Continuous switching between internal and external modes in the brain appears important for generating models of the self and the world. However, how the brain transitions between these two modes remains unknown. We propose that a large synchronization fluctuation of brain networks, emerging only near criticality (i.e., a balanced state between order and disorder), spontaneously creates temporal windows with distinct preferences for integrating the network’s internal information or for processing external stimuli. Using a computational model, electroencephalography (EEG) analysis, and functional magnetic resonance imaging (fMRI) analysis during alterations of consciousness in humans, we report that synchronized and incoherent networks, respectively, bias toward internal and external information with specific network configurations. In the brain network model and EEG-based network, the network preferences are the most prominent at criticality and in conscious states associated with the bandwidth 4−12 Hz, with alternating functional network configurations.

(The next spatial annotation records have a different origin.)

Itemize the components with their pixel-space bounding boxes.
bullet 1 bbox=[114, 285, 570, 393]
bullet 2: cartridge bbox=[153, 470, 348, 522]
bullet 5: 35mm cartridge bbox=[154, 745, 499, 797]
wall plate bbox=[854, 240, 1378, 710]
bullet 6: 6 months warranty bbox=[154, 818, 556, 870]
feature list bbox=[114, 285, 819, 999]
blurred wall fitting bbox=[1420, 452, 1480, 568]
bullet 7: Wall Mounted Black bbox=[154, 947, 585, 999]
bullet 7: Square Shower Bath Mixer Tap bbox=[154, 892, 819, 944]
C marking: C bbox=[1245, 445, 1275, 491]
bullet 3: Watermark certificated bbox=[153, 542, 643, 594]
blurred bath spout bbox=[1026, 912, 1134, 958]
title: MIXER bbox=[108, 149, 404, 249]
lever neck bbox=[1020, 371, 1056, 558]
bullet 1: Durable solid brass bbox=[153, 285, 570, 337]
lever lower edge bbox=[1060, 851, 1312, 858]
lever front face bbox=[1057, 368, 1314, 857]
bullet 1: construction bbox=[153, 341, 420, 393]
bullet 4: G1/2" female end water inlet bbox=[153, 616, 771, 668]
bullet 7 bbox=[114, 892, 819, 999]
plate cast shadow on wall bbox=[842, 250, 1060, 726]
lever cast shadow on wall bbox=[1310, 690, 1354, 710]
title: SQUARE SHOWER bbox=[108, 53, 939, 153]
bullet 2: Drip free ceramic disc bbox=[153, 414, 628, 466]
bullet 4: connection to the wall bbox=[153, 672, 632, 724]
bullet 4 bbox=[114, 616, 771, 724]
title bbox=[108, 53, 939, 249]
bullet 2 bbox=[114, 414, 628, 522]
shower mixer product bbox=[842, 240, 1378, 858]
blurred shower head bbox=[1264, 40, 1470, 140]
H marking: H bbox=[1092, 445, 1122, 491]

However, these network configurations are selectively disrupted in different states of consciousness such as general anesthesia, psychedelic states, minimally conscious states, and unresponsive wakefulness syndrome. The network preference for internal information integration is only significant in conscious states and psychedelic states, but not in other unconscious states, suggesting the importance of internal information integration in maintaining consciousness. The fMRI co-activation pattern analysis shows that functional networks that are sensitive to external stimuli–such as default mode, dorsal attentional, and frontoparietal networks–are activated in incoherent states, while insensitive networks, such as global activation and deactivation networks, are dominated in highly synchronized states. We suggest that criticality produces a functional platform for the brain’s capability for continuous switching between two modes, which is crucial for the emergence of consciousness.